PRAISE: In the same way that we pray, we respond with worship with song. We sing psalms, hymns, and spiritual songs, singing with thankfulness in our hearts to God. We sing in unity as one body. We glorify God by using the voices and talents He gives. God is the audience of our worship. The congregation is on the stage signing to God, while the worship team helps facilitate and lead.
ORDINANCES: We see very early in the church that the members participate in the ordinances of baptism and the Lord’s Supper. Baptism is a commandment for membership to the body of Christ. And we are commanded to participate in the Lord’s Supper until Jesus returns to take us to our home in heaven.
GIVE: The pattern of the New Covenant worship assembly is to give. We give to support the needs of others. We give to fund evangelism. We give to those who minister the word of God, allowing them to focus on prayer and the ministry of the word.
Worship is one of the purposes God creates the church.
Let’s remind ourselves of how God sees the importance of the church.
Matthew 16:18 – Jesus is the founder of the church. It is not an institution created by man, but by God.
Acts 9:4 – The church bears the name of Jesus. It is to represent Jesus.
Colossians 1:18 – The church is the body of Jesus. Jesus closely associates Himself with every person in the body. We are a living organism, a body, with Jesus as the head fo the body.

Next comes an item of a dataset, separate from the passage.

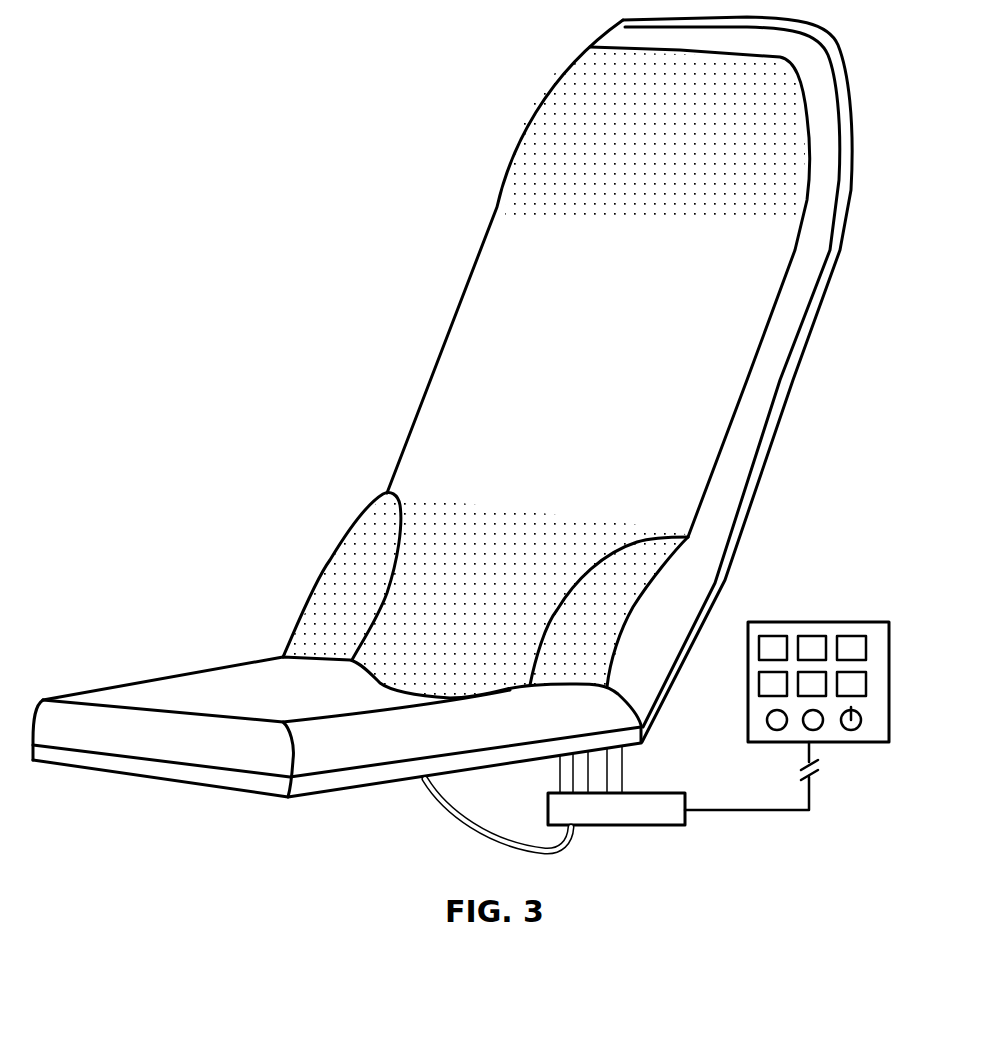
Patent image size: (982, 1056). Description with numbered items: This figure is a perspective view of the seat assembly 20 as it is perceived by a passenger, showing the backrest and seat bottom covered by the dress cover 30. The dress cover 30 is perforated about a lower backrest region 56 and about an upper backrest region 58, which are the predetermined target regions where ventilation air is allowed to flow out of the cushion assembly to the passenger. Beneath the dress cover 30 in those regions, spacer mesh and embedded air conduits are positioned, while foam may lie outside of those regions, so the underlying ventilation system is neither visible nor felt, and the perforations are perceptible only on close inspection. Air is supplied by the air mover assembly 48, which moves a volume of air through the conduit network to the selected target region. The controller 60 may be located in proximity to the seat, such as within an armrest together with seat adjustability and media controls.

Revelation 21:2 – The church is Jesus’ bride. Jesus gives His life for His bride. He loves her and desires to spend eternity with her.
Acts 20:28 – The church is purchased with Jesus’ blood. There is nothing more valuable than the blood of Jesus.
Because the church is of utmost importance, God’s Purpose for the church is of utmost importance.
Endeavor to fulfill your purpose as a worshipping member of the church.
Fulfill your purpose in life by subjecting all things to the glory of God. Be a God worshipper. Be a worshipper before entering the assembly. Leave a worshipper.
Heaven is an assembly of worshippers. God is not glorified by rocks that are independent of the temple. We are not in alignment with God if we are not in alignment with the Cornerstone, who is the foundation of a building.
We are mirrors who reflect God’s glory. When we adore God, others see how we value Him. When we obey God, others see that He is worthy of our obedience. His commands are good. When we are thankful, we show we appreciate the glory of God’s grace.
Jesus prays to the Father in John 17 (verses 22-23), and says that the glory which the Father gave Him, He gives to us, that we may be one, just as the Trinity is one. He gives us His glory so we may be perfected in unity. When we are in unity, the world will know that God sent Jesus and that God loves us just as God loves Jesus. Unity is a demonstration of the love of God.
The assembly is purchased with blood. The Sunday worship service is a great opportunity to worship God as He intends. Value the assembly as an opportunity to respond to God’s glory.